You are all going to LOVE my July Book Club pick, The Long Flight Home, by Alan Hlad. Seriously LOVE it.
This is one of those rare stories that Has. It. All. A well-researched historical fiction piece, it’s set during the London Blitz of WWII (before American had become involved in the battle,) a rich backdrop for a diverse cast of characters which include the ordinary, the extraordinary, and the downright intriguing; men, women, and… pigeons!
The story quickly draws you in to the plight of London, of England, and all of Europe, while endearing you to its main protagonists, Ollie, Susan and dear dear Duchess, as they try desperately to save London, win the war, and move forward with their lives - which at this time hang in the balance.
It centers upon a top secret mission, Source Columba, and the countless number of those pressed into service delivering coded messages across enemy lines; the daring acts were fulfilled by homing pigeons - over 200,000 in fact, utilized by British Intelligence between 1939 and 1945, and contributed in incredibly significant ways to the successful defense of Great Britain.
A Note from the author: In 2012, I became captivated by a British news report about a man who made an extraordinary discovery while renovating an abandoned house in the Surrey countryside. In its chimney, he found the skeletal remains of a homing pigeon.

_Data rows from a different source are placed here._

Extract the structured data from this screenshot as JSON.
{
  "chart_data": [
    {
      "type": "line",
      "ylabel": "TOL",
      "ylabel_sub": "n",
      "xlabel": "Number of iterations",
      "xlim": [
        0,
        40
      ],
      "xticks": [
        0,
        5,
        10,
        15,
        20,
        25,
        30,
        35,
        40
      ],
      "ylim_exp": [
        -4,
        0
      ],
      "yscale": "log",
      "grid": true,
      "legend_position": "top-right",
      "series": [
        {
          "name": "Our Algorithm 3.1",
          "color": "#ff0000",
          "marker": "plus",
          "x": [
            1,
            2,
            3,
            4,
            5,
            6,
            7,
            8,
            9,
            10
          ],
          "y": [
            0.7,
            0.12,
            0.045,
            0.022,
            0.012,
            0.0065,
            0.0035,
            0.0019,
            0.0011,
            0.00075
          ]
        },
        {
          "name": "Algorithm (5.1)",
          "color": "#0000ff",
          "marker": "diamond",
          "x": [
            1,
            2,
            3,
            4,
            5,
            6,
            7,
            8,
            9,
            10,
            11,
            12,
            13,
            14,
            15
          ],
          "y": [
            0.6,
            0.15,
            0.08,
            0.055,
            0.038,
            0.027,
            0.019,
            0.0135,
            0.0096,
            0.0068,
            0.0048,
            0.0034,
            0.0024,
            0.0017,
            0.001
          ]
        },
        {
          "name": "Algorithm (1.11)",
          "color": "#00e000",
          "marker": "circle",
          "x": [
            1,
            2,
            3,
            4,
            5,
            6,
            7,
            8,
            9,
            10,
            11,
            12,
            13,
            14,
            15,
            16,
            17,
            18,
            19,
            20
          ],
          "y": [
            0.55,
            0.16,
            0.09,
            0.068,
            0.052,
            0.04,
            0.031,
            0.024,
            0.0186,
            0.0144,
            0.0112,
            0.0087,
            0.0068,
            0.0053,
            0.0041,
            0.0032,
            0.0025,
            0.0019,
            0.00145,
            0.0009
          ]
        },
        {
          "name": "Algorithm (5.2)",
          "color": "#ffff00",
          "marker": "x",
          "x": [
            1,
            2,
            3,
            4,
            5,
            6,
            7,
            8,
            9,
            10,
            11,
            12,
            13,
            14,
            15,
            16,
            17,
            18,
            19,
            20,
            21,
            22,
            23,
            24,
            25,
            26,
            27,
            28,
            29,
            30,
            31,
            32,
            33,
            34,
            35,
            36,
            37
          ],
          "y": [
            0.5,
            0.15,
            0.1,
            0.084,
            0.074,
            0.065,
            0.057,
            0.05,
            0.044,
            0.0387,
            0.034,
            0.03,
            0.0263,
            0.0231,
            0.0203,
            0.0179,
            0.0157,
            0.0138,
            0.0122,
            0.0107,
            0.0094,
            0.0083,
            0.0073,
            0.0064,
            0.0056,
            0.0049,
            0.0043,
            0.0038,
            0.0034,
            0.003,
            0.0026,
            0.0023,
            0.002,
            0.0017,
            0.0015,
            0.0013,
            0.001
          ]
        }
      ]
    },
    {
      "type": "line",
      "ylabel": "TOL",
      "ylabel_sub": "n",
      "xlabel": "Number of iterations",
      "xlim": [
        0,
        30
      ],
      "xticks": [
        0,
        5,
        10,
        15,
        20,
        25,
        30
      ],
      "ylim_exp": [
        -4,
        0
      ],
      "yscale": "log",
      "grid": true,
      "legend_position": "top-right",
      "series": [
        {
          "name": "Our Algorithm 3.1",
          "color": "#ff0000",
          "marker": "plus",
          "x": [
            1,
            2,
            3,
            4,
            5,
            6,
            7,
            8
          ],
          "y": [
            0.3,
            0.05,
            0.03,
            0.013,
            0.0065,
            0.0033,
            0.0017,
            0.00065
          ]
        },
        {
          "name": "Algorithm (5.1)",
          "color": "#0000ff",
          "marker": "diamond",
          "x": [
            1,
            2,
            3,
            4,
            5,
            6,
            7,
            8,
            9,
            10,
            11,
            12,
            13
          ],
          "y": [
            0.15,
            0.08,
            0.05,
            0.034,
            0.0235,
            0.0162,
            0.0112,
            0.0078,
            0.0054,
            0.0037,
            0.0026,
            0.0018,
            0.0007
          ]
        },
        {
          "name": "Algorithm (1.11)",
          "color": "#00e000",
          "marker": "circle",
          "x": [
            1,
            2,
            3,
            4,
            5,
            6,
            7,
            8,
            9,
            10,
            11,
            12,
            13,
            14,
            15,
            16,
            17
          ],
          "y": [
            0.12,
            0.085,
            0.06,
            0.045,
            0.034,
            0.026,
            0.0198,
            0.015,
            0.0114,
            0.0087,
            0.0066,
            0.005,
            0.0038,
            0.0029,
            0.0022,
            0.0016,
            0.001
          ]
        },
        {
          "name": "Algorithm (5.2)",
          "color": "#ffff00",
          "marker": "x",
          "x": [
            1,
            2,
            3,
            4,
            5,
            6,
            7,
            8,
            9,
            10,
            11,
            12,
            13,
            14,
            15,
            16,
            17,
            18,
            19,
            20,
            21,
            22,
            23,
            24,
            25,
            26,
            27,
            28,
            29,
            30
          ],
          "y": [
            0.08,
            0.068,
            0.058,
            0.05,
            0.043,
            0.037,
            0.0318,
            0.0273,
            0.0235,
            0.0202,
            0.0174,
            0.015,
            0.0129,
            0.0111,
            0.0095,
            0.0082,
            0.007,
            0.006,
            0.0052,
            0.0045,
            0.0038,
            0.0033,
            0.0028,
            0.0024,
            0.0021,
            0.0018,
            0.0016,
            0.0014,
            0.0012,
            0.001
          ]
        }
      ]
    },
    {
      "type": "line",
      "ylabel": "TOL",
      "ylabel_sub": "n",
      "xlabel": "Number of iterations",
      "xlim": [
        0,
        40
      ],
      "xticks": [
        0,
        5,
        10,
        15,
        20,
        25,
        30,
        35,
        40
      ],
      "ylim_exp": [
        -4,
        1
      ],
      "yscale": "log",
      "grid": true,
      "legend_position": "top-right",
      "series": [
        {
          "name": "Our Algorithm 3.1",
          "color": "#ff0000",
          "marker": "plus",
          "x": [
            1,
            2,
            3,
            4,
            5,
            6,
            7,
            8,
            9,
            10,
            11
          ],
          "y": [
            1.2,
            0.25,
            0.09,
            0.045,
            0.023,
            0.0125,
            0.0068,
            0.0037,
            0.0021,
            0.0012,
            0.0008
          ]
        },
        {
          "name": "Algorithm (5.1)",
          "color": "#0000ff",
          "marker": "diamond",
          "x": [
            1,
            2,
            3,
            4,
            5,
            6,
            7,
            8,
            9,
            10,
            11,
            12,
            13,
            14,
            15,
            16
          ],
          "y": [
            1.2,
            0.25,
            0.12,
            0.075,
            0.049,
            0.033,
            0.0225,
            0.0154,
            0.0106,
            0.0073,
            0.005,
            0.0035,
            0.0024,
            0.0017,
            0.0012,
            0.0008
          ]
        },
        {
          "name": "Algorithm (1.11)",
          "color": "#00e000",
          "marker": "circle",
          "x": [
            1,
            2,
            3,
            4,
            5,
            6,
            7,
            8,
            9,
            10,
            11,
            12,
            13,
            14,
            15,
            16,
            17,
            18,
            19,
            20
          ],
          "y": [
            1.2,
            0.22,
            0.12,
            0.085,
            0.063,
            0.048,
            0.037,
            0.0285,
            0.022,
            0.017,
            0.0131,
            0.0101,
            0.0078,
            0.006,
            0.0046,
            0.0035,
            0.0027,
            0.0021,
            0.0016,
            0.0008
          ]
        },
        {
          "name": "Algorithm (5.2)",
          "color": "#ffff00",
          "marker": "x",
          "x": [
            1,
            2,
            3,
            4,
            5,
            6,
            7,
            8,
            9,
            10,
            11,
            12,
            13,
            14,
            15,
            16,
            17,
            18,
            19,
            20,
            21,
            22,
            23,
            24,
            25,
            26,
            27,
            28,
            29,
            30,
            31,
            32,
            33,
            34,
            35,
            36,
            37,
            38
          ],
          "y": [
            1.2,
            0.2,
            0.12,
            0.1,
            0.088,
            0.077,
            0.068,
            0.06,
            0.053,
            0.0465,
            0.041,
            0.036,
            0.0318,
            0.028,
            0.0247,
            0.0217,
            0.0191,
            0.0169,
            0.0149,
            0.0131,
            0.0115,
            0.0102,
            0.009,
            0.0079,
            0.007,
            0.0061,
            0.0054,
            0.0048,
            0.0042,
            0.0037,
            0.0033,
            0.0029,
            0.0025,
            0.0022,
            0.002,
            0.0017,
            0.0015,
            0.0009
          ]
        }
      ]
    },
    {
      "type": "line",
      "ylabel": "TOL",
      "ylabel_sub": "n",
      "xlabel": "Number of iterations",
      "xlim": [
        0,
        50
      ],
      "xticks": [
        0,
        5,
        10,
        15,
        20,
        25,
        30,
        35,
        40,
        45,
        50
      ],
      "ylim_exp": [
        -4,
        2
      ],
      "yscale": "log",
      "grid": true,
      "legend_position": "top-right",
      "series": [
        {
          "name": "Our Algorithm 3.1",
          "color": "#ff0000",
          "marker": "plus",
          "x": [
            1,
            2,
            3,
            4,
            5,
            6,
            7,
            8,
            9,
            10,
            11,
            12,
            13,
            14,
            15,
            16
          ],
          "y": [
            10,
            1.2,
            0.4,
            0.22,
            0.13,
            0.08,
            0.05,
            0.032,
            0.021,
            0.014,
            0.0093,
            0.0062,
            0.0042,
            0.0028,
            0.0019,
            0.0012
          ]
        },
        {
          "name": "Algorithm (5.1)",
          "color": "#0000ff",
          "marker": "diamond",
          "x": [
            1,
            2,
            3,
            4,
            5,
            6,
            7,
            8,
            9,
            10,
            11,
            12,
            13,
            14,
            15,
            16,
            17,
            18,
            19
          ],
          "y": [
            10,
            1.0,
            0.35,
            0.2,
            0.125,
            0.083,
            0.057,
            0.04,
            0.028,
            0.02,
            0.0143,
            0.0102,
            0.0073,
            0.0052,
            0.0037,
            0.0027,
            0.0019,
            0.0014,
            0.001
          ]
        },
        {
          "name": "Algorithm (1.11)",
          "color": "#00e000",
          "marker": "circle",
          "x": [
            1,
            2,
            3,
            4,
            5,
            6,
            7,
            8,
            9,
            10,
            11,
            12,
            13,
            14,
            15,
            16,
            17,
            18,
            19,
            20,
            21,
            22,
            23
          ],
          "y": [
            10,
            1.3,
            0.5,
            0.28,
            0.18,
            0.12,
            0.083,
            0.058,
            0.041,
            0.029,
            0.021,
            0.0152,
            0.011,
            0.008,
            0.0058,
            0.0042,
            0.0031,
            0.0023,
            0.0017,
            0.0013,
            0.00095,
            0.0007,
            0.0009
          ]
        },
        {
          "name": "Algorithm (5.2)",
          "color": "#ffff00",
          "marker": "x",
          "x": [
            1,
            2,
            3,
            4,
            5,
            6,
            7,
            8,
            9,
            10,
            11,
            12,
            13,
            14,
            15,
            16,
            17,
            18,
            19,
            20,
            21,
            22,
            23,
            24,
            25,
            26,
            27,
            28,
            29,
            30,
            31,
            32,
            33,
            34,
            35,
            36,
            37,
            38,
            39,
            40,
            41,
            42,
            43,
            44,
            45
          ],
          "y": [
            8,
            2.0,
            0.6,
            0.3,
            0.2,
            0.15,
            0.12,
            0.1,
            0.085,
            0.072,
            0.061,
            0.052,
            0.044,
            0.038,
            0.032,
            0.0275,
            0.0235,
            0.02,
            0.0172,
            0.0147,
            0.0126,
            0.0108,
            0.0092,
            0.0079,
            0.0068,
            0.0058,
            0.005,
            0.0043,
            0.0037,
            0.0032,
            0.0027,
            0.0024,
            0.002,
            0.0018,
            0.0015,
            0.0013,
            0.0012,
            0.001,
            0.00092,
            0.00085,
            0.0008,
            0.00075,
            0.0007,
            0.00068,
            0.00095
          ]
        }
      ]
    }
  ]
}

Attached to its leg was a small canister that contained a coded message that had been written during World War II—one that has yet to be deciphered by cryptologists around the world.
With action, adventure, suspense, conflict, courage, intrigue, romance, history, hope and heartache… The Long Flight Home will transport you to another time and place, and have you quickly turning pages and unable (or at least unwilling) to put it down until you’ve reached the satisfying conclusion.
The inspiration for Hlad’s novel leaves me with feelings of admiration and wonderment over good old-fashioned human intellect. All these years later, with such advancements in technology, and they’ve yet to crack the a rudimentary code used in the 1940’s. Amazing.